A principal dupla rival argentina realizará hoje o que é somente a sua segunda final propriamente dita, pela Supercopa Argentina – um jogo único na neutra Mendoza entre os vencedores de 2017 do campeonato argentino e da copa argentina. Raridade que reforça a importância que será dada a um torneio normalmente simbólico. A única final “real oficial” até hoje entre Boca e River foi válida pelo Torneio Nacional de 1976. Mas eles, é claro, não deixaram de fazer decisões com caráter similar. Vamos relembra-las aqui, tanto partidas de pontos corridos que valeram título (necessariamente disputado por ambos) – ou, entre as três rodadas finais, representaram uma mão na taça, assim como, similarmente, ocorreram em semifinais de mata-matas. Os anos serão destacados em negrito. Pelos critérios, selecionamos dez.

Curiosamente, a primeira final entre ambos poderia ter sido pela segunda divisão. Sim, embora o Boca nunca tenha sido rebaixado, isso não quer dizer que não tenha passado pela segundona: ela foi criada ainda em 1899, enquanto os xeneizes (e os demais grandes clubes argentinos) foram fundados já no século XX. O primeiro dos futuros grandes a conseguir o acesso a elite foi o próprio River, em 1908, em final travada com o Racing: saiba mais daquela segundona. O time de Avellaneda havia eliminado na semifinal os auriazuis, impedindo uma decisão entre a dupla rival do bairro de La Boca.

Sim, o River também foi fundado em La Boca. A rivalidade entre os dois originou-se nisso, e não pela oposição entre ricos e pobres na Argentina (esterótipo que já não condiz com a realidade, vale ressaltar). O dérbi entre os dois era inclusive chamado de Clásico de La Boca ou de Clásico Boquense até os fins dos anos 30. Os primeiros títulos da dupla na elite vieram nos anos 20, mas com cada um disputando de 1919 a 1926 ligas separadas, sem haver clássicos decisivos.

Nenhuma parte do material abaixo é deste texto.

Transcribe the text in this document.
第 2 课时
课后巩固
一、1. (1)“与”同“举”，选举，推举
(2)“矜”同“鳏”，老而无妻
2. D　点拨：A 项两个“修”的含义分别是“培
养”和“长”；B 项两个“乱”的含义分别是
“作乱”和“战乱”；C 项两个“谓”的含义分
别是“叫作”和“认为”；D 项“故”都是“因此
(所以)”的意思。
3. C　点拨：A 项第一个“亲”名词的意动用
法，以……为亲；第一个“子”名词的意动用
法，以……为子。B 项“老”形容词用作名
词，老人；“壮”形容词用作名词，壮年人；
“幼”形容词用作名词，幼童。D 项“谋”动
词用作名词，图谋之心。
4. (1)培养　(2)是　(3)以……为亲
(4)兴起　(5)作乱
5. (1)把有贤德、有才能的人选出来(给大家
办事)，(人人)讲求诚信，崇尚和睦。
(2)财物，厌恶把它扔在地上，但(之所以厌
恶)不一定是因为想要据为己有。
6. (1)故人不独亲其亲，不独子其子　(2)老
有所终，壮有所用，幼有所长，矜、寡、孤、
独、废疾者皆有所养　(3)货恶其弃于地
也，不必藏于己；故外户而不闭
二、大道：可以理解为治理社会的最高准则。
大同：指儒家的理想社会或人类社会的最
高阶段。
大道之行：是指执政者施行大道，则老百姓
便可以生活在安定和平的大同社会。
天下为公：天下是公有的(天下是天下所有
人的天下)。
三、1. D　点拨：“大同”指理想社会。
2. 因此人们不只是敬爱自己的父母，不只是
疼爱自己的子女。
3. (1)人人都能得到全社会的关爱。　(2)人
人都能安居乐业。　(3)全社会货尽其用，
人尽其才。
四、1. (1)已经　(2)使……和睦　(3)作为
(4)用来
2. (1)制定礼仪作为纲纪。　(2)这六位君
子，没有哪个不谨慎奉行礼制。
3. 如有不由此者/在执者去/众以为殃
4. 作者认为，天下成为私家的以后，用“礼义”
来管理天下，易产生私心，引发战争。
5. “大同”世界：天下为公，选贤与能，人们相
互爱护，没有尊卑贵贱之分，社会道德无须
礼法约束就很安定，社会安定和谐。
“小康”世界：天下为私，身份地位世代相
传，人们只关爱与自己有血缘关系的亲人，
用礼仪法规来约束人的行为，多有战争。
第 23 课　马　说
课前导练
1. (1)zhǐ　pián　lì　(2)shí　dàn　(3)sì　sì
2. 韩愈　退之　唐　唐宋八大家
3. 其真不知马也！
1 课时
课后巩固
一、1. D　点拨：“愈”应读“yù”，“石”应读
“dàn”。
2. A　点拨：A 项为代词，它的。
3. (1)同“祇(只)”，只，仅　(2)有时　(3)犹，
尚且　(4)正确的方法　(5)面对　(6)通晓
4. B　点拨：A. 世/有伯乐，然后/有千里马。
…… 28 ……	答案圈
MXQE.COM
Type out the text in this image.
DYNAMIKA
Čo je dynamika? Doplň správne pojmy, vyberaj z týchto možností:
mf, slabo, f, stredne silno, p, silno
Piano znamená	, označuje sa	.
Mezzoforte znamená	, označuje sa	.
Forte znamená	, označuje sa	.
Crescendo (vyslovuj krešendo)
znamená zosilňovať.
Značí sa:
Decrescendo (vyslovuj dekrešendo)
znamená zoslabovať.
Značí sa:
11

Em 1933, Boca e River se enfrentaram na rodada final. Mesmo com um a menos, o Millo ganhou por 3-1, mas o resultado lhe serviu apenas para deixa-lo a quatro pontos do campeão San Lorenzo (quando as vitórias valiam dois e não três), já não tendo chances de título. O Boca tinha, tendo começado a rodada na liderança. Perdeu e terminou ultrapassado em um ponto pelos azulgranas. Mas, como somente os auriazuis tinham chances de título, não vamos considerar.

Revista El Gráfico no início dos anos 30, retratando Boca x River ainda como “Clásico de La Boca” ou “Clássico Boquense”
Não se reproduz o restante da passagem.